October 27, 2012

HTC’s deep, deep dysfunction

HTC Earnings Analysis Q3 2012

How bad is HTC’s (2498) current tailspin? So bad it makes Nokia (NOK) look like a growth company. HTC’s handset volume declined by -43% in the autumn quarter vs. Nokia’s -23% volume decline. This is very interesting because HTC is using Android, the world’s most popular smartphone OS that is powering 40% annualized growth among its vendors. Nokia is limping along with an unholy mix of the obsolete Symbian platform, the moribund S40 feature phone platform and a niche OS called Windows Phone.
What this demonstrates is the extreme difficulty in competing against Samsung (005930) on its Android home turf.
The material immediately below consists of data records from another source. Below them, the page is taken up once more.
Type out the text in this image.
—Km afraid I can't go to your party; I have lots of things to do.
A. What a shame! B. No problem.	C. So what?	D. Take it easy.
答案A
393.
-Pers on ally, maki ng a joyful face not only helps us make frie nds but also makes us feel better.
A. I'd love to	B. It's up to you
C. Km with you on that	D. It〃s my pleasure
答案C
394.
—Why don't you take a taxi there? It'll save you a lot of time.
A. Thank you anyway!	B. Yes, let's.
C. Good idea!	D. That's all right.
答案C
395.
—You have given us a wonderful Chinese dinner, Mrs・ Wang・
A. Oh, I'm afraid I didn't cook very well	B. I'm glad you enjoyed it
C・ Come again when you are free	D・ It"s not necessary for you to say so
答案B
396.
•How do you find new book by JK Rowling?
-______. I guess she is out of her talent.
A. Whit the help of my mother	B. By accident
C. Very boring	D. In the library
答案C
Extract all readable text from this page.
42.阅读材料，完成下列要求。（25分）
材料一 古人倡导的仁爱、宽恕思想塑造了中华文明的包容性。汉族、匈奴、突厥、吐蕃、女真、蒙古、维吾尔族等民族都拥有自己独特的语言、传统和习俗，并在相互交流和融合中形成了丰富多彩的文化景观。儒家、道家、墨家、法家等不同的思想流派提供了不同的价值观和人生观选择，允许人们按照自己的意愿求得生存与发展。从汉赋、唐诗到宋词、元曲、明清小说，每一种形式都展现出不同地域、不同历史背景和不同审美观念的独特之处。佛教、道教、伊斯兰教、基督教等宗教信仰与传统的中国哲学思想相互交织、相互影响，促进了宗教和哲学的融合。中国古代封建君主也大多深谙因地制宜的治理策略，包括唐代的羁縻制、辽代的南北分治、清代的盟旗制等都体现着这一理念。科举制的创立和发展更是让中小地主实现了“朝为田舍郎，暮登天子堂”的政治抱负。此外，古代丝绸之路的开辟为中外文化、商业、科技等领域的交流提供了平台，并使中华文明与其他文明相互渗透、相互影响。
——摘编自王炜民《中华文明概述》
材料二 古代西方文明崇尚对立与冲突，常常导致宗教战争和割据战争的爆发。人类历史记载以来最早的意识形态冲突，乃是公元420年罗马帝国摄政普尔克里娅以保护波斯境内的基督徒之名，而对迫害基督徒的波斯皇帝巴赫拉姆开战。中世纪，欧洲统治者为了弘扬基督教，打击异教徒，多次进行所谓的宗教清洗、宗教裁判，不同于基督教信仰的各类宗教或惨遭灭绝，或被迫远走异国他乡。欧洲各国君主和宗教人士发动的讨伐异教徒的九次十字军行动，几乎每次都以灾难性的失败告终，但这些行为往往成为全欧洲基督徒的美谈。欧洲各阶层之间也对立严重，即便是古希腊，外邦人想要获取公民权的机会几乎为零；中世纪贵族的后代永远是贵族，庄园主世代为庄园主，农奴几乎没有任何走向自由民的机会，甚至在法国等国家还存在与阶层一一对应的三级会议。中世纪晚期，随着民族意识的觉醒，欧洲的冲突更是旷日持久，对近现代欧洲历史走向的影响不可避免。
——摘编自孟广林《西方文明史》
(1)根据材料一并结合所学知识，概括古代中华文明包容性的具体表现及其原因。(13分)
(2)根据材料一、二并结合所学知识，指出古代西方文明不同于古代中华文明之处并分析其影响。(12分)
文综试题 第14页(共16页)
The global popularity of Android does not mean that it gives the vendors employing it any real advantage. On the contrary, it exposes second-tier Android brands to merciless head-to-head comparisons with Samsung. Samsung’s global smartphone volume soared in the third quarter to 56 million units, doubling in a year.
HTC’s smartphone volumes crashed by 42% to just 7 million units during the autumn quarter. Weirdly enough, this means that Research in Motion (RIMM) actually surpassed HTC in global smartphone volume competition. RIM may be collapsing due to its ancient handset portfolio and badly aging operating system, but HTC’s brand new smartphones with cutting edge specs and the latest version of the immensely popular Android OS are actually losing market share more rapidly.
It is the new model launches that make HTC’s 3Q12 performance so difficult to comprehend. Handset vendors sometimes tuck into 20-30% annualized volume declines when they are saddled with very old product portfolios. But HTC is now facing 40% volume decline with a fresh product mix.
Several Desire-series models launched around June and should have boosted 3Q12 performance. They possess nifty features such as 233 PPI pixel density, enhanced cameras and sophisticated audio technology at prices typically a bit below equivalent Samsung models. And they are getting slaughtered in direct competition. Lack of differentiation using a leading mobile OS can be just as lethal for a handset vendor as being clearly a generation behind in hardware competition with an unpopular mobile OS.
It is telling that even though HTC has issued sales warnings again and again and again in 2012, its 4Q12 guidance is still far below of what Wall Street was projecting. Exactly one year after HTC started issuing its string of warnings, industry analysts still cannot believe how epic its decline is.